Marginal posterior variances (solid lines) and conditional variances (dashed lines) for the parameters of the influenza A kinetics model. Only V is measured with a measurement noise of σ2noise = 2.5 × 107 (TCID50 ml−1)2.

Figure 11.

Mutual information between all pairs of the influenza A kinetics model. Pairs with significant (large) mutual information are plotted in dashed lines.

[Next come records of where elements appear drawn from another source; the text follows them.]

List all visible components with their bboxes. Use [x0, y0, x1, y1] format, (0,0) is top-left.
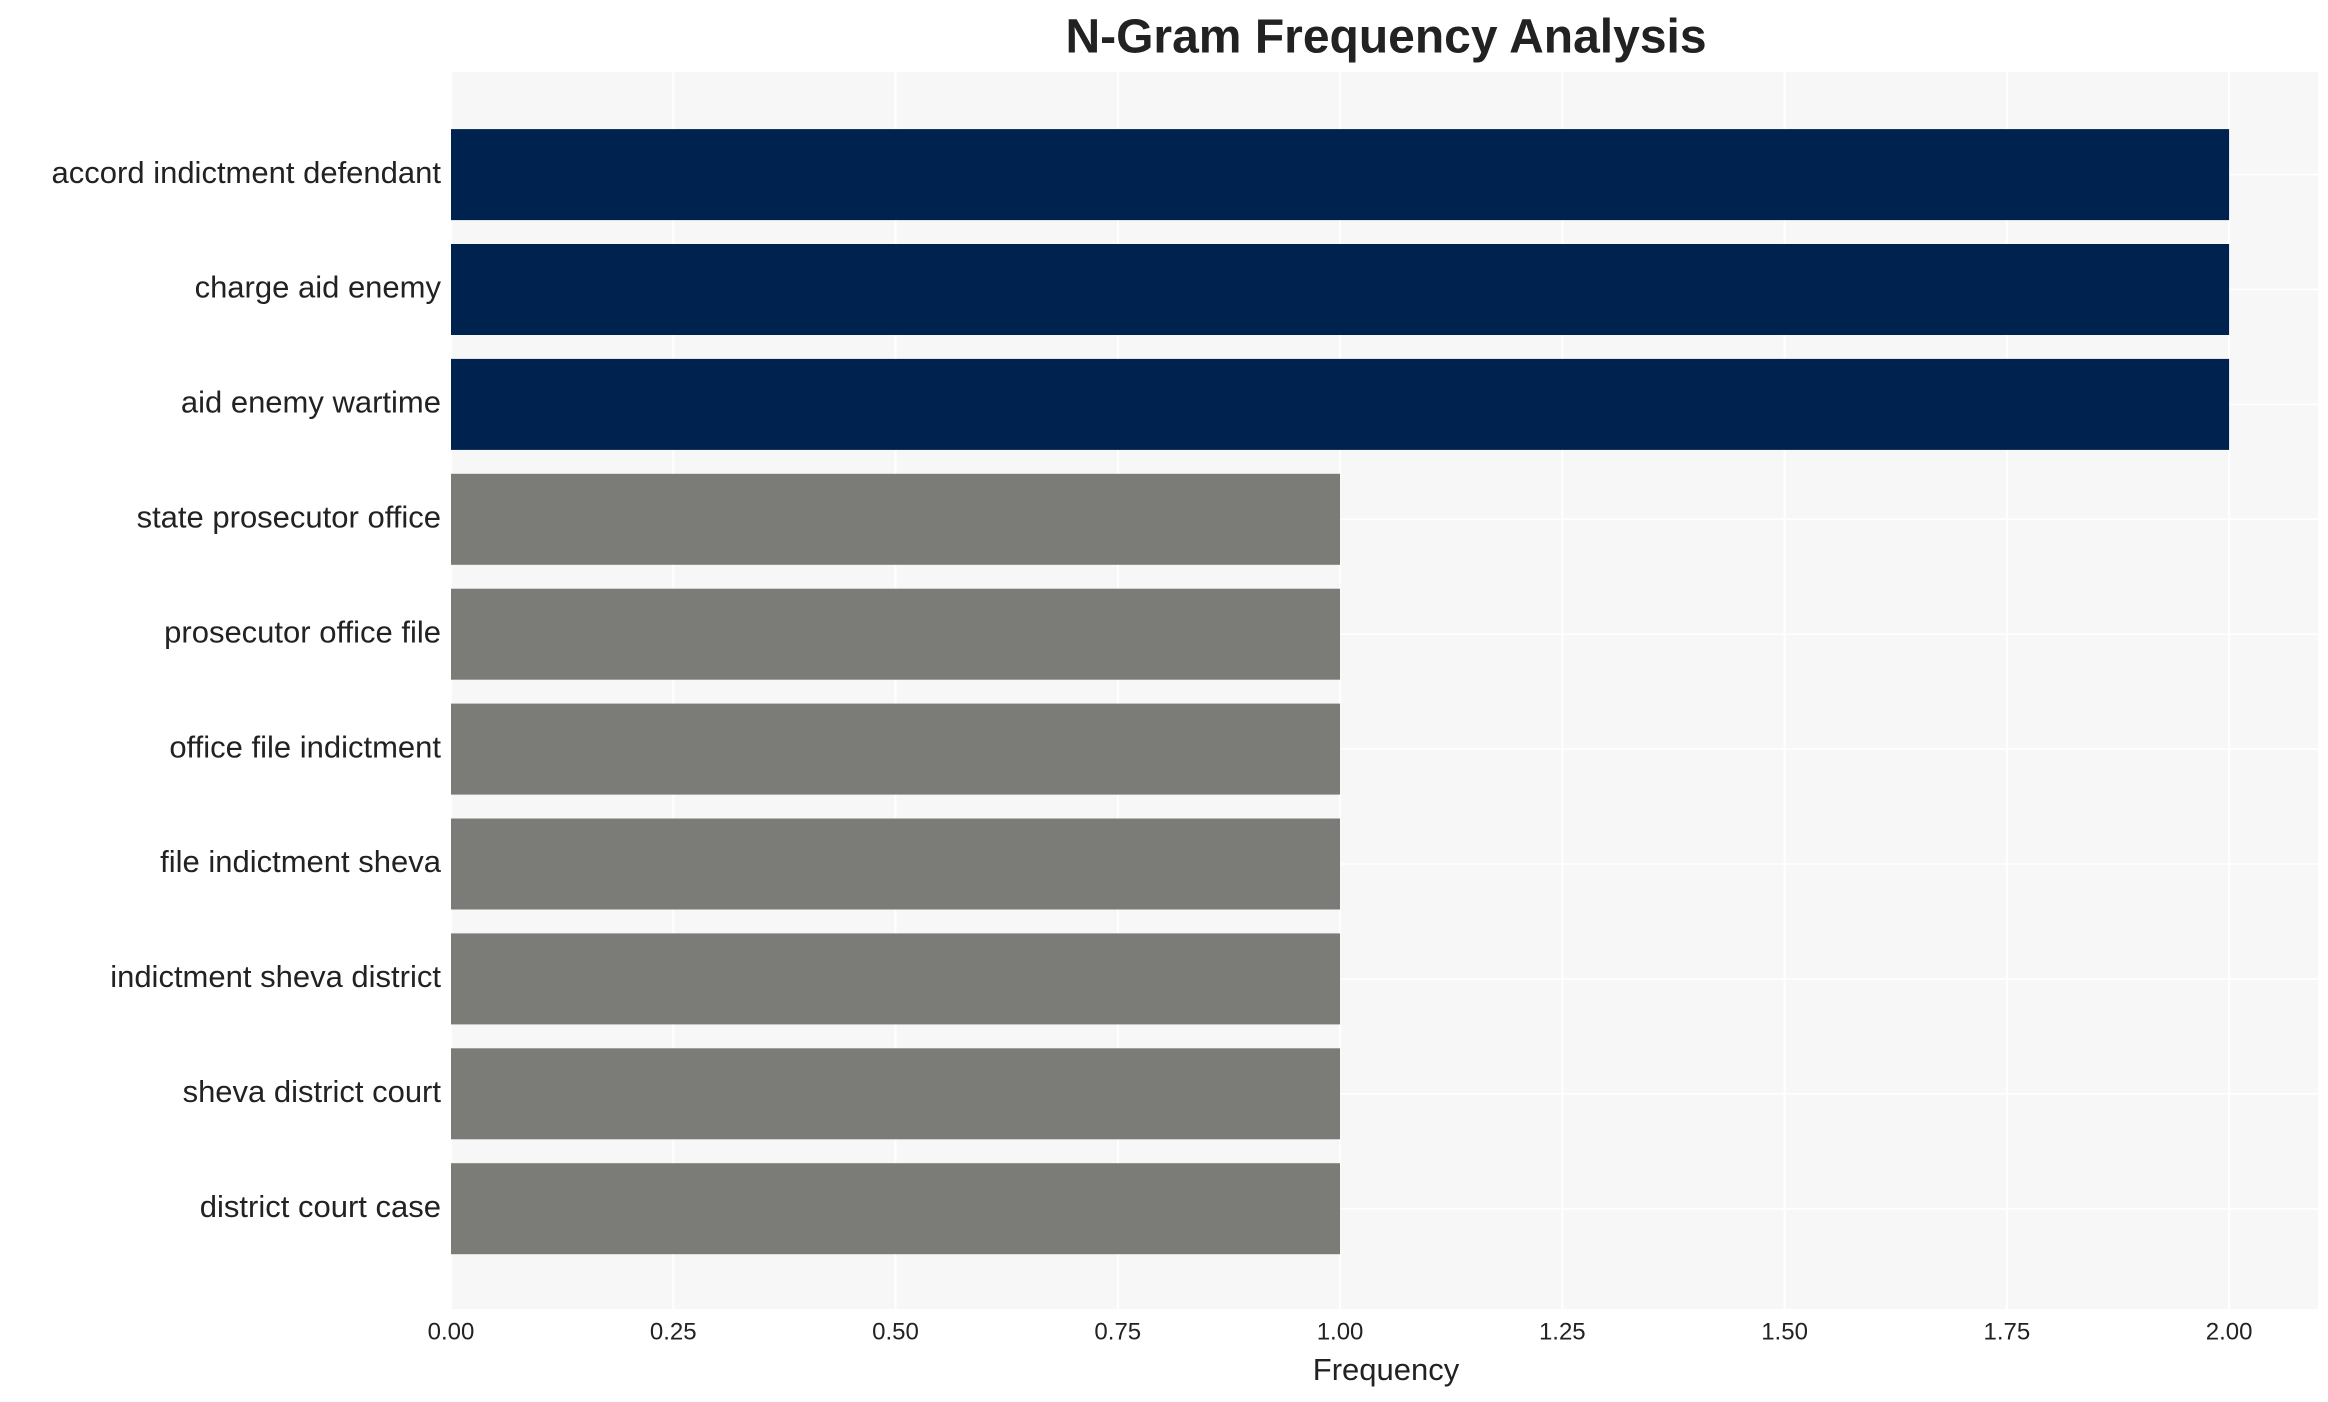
- bar: [451, 473, 1341, 565]
- x-tick-label: 0.75: [1094, 1318, 1141, 1345]
- bar: [451, 244, 2230, 335]
- bar: [451, 129, 2230, 221]
- bar: [451, 818, 1341, 910]
- bar: [451, 1048, 1341, 1140]
- bar: [451, 588, 1341, 680]
- y-tick-label: district court case: [200, 1189, 441, 1224]
- y-tick-label: office file indictment: [169, 729, 441, 764]
- x-axis-label: Frequency: [1313, 1352, 1460, 1387]
- bar: [451, 1163, 1341, 1255]
- y-tick-label: state prosecutor office: [137, 499, 441, 534]
- bar: [451, 358, 2230, 450]
- x-tick-label: 2.00: [2206, 1318, 2253, 1345]
- y-tick-label: charge aid enemy: [195, 270, 442, 305]
- bar: [451, 933, 1341, 1025]
- x-tick-label: 0.00: [428, 1318, 475, 1345]
- y-tick-label: sheva district court: [183, 1074, 442, 1109]
- y-tick-label: accord indictment defendant: [52, 155, 442, 190]
- chart-title: N-Gram Frequency Analysis: [1065, 11, 1706, 64]
- y-tick-label: aid enemy wartime: [181, 385, 441, 420]
- x-tick-label: 0.25: [650, 1318, 697, 1345]
- x-tick-label: 1.25: [1539, 1318, 1586, 1345]
- x-tick-label: 1.50: [1761, 1318, 1808, 1345]
- x-tick-label: 1.00: [1317, 1318, 1364, 1345]
- x-tick-label: 1.75: [1983, 1318, 2030, 1345]
- y-tick-label: file indictment sheva: [160, 844, 442, 879]
- y-tick-label: prosecutor office file: [164, 614, 441, 649]
- y-tick-label: indictment sheva district: [110, 959, 441, 994]
- x-tick-label: 0.50: [872, 1318, 919, 1345]
- bar: [451, 703, 1341, 795]
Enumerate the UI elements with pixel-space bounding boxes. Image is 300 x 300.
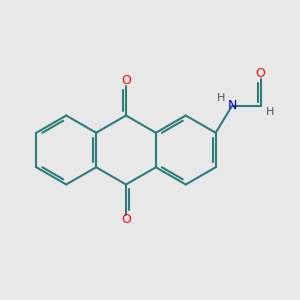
Text: H: H bbox=[217, 93, 225, 103]
Text: O: O bbox=[121, 74, 131, 87]
Text: H: H bbox=[266, 107, 274, 117]
Text: O: O bbox=[256, 67, 266, 80]
Text: N: N bbox=[227, 99, 237, 112]
Text: O: O bbox=[121, 213, 131, 226]
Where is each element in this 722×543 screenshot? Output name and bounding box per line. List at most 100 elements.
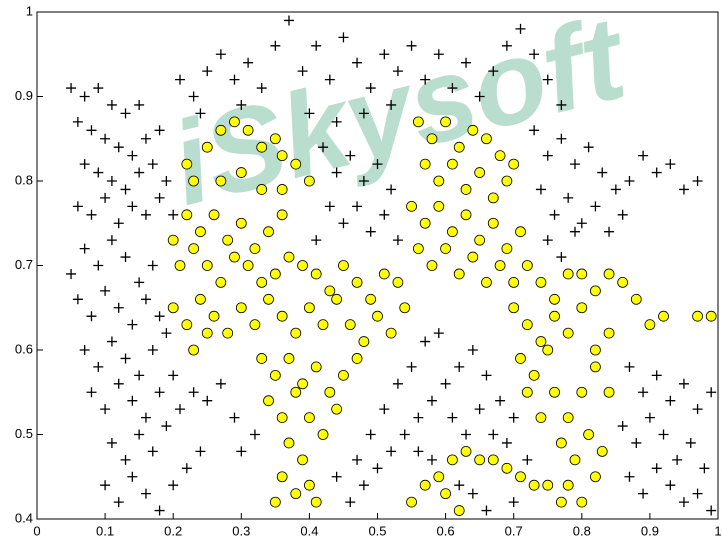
x-tick-label: 0.3 — [232, 523, 250, 538]
plus-marker — [358, 108, 369, 119]
plus-marker — [229, 412, 240, 423]
circle-marker — [617, 276, 629, 288]
circle-marker — [501, 175, 513, 187]
circle-marker — [481, 133, 492, 145]
x-tick-label: 0.1 — [96, 523, 114, 538]
plus-marker — [147, 345, 158, 355]
plus-marker — [106, 336, 117, 347]
plus-marker — [392, 235, 403, 246]
y-tick-label: 0.6 — [15, 341, 33, 356]
plus-marker — [188, 91, 199, 102]
plus-marker — [134, 429, 145, 440]
plus-marker — [140, 133, 151, 144]
plus-marker — [106, 176, 117, 186]
plus-marker — [678, 184, 689, 195]
circle-marker — [283, 353, 295, 364]
plus-marker — [140, 488, 151, 499]
plus-marker — [324, 201, 335, 212]
circle-marker — [256, 276, 268, 288]
circle-marker — [487, 454, 499, 466]
circle-marker — [331, 403, 343, 415]
circle-marker — [290, 386, 302, 398]
plus-marker — [66, 83, 77, 94]
plus-marker — [195, 108, 206, 119]
circle-marker — [208, 209, 220, 221]
plus-marker — [175, 404, 186, 415]
plus-marker — [392, 66, 403, 77]
circle-marker — [501, 462, 513, 474]
plus-marker — [134, 277, 145, 288]
circle-marker — [297, 454, 308, 466]
plus-marker — [352, 454, 363, 465]
plus-marker — [365, 83, 376, 94]
plus-marker — [140, 209, 151, 220]
plus-marker — [100, 404, 111, 415]
plus-marker — [215, 378, 226, 389]
plus-marker — [113, 302, 124, 313]
plus-marker — [100, 285, 111, 296]
circle-marker — [419, 479, 431, 491]
plus-marker — [624, 471, 635, 482]
plus-marker — [495, 395, 506, 406]
circle-marker — [338, 369, 349, 381]
circle-marker — [406, 496, 417, 508]
circle-marker — [290, 488, 302, 500]
circle-marker — [372, 310, 383, 322]
circle-marker — [181, 158, 193, 170]
plus-marker — [79, 159, 90, 170]
y-tick-label: 0.5 — [15, 426, 33, 441]
circle-marker — [487, 192, 499, 204]
circle-marker — [590, 471, 601, 483]
circle-marker — [317, 319, 329, 331]
circle-marker — [167, 302, 179, 314]
plus-marker — [392, 378, 403, 389]
circle-marker — [562, 327, 574, 339]
plus-marker — [549, 209, 560, 220]
plus-marker — [188, 387, 199, 398]
plus-marker — [399, 429, 410, 440]
x-tick-label: 0.4 — [300, 523, 318, 538]
plus-marker — [120, 108, 131, 119]
circle-marker — [290, 327, 302, 339]
circle-marker — [269, 496, 281, 508]
plus-marker — [379, 209, 390, 220]
y-tick-label: 1 — [26, 3, 33, 18]
circle-marker — [269, 369, 281, 381]
plus-marker — [168, 370, 179, 381]
circle-marker — [181, 209, 193, 221]
circle-marker — [399, 302, 411, 314]
circle-marker — [263, 226, 274, 238]
plus-marker — [631, 437, 642, 448]
circle-marker — [583, 429, 595, 440]
circle-marker — [324, 285, 336, 297]
circle-marker — [297, 260, 308, 271]
x-tick-label: 0.9 — [641, 523, 659, 538]
circle-marker — [440, 243, 452, 255]
y-tick-label: 0.8 — [15, 172, 33, 187]
plus-marker — [154, 192, 165, 203]
plus-marker — [658, 429, 669, 440]
circle-marker — [549, 310, 560, 322]
y-tick-label: 0.9 — [15, 88, 33, 103]
circle-marker — [174, 260, 186, 271]
circle-marker — [242, 260, 254, 271]
plus-marker — [651, 167, 662, 178]
plus-marker — [583, 142, 594, 153]
plus-marker — [420, 336, 431, 347]
circle-marker — [276, 209, 288, 221]
plus-marker — [86, 311, 97, 322]
plus-marker — [93, 83, 104, 94]
plus-marker — [195, 446, 206, 457]
plus-marker — [529, 125, 540, 136]
circle-marker — [310, 268, 322, 280]
plus-marker — [93, 361, 104, 372]
circle-marker — [440, 116, 452, 128]
plus-marker — [134, 167, 145, 178]
circle-marker — [576, 302, 588, 314]
plus-marker — [386, 446, 397, 457]
plus-marker — [229, 74, 240, 85]
circle-marker — [596, 445, 608, 457]
plus-marker — [413, 412, 424, 423]
plus-marker — [481, 505, 492, 516]
circle-marker — [542, 344, 554, 356]
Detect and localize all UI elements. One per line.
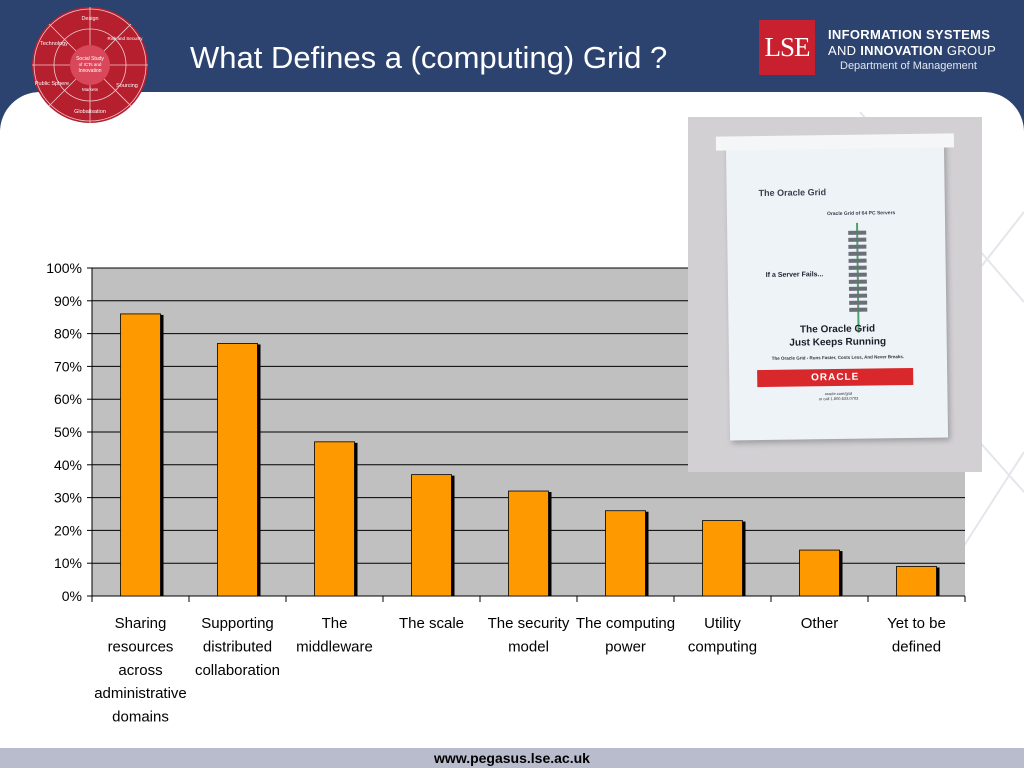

As the above equation does not contain the parameter p, in the absence of any other quantity, i.e. T and I, and the corresponding initial conditions, the parameter p is not identifiable. Miao et al. [6] also reported that when T0 is known, the parameter p becomes identifiable, which is consistent with the large mutual information. In the Bayesian approach adopted in this manuscript, a non-zero amount of knowledge (non-infinite variance) is inherently assumed in the prior for θ, which results in a small amount of information gain (and hence a small reduction in the marginal variance from 1.0 to 0.7 square units). This small amount of information gain is a result of the knowledge assumed in the prior. However, it is not significant enough to hide the identifiability problem for θp. One can choose to impose prior of higher ignorance by increasing the prior variance of the real parameter T0 by increasing the scaling factor ς. The results for four different values of ς on the marginal variance of the parameter θp are shown in figure 12b. It is clear that a higher value of ς, which implies higher ignorance in the prior for T0, results in a decreasing amount of information gained about the parameter θp. This example shows how, without the use of classical analytical methods, see for example those presented in [6], which may not be easily applicable to all dynamical systems, the information theoretic approach can provide similar conclusions about parameter identifiability. Lastly, the classical sensitivity of the parameter p to the measurable V is shown in figure 12a, whose large magnitude does not indicate any problems of parameter identifiability. Finally, Miao et al. [6] reported that all the parameters of the influenza dynamical system were well identifiable if both V and I, or both V and T were measured. For the case when both V and I are measured, the marginal variances are shown in figure 13, which too shows that no identifiability problems persist in this case. Note that the error structure in the measurement of I was assumed to be identical to the measurement of V, equation (9.13).

Figure 12.

Sensitivity of the measurable V with respect to θp (a) and the marginal posterior variance of the parameter θp at different levels of ς (b). The prior imposed on T0 is of variance ς2.

Figure 13.

Marginal posterior variances for the parameters of the influenza A kinetics model. when both V and I are measured.

Conclusion

A new class of functions called the ‘ISFs’ have been proposed to study parametric information gain in a dynamical system. Based on a Bayesian and information-theoretic approach, such functions are easy to compute through classical sensitivity analysis. Compared to the previously proposed generalized sensitivity functions (GSFs) [27] to measure such information gain, the ISFs do not suffer from the forced-to-one behaviour and are easy to interpret as correlations are measured through separate measures of mutual information as opposed to oscillations in GSFs. Furthermore, as opposed to GSFs, which are normalized, the ISFs can be used to compare information gain between different parameters and hence can be used to rank the parameters on ease of identifiability. They can be used to identify regions of high information content and indicate identifiability problems for parameters which show little to no information gain, or high mutual information (correlation) with other parameters. The application of ISFs is demonstrated on three models. For the Windkessel model, the effect of measurement noise is illustrated and it is shown that the insights provided by ISFs are consistent with those of a significantly more expensive Monte Carlo type approach [21]. For the Hodgkin–Huxley model, the effect of measurement frequency is illustrated, and finally, for the influenza A virus, it is shown how, even when classical sensitivity analysis fails to assess identifiability issues, the ISFs correctly reveal identifiability problems, which have been analytically proven through classical methods.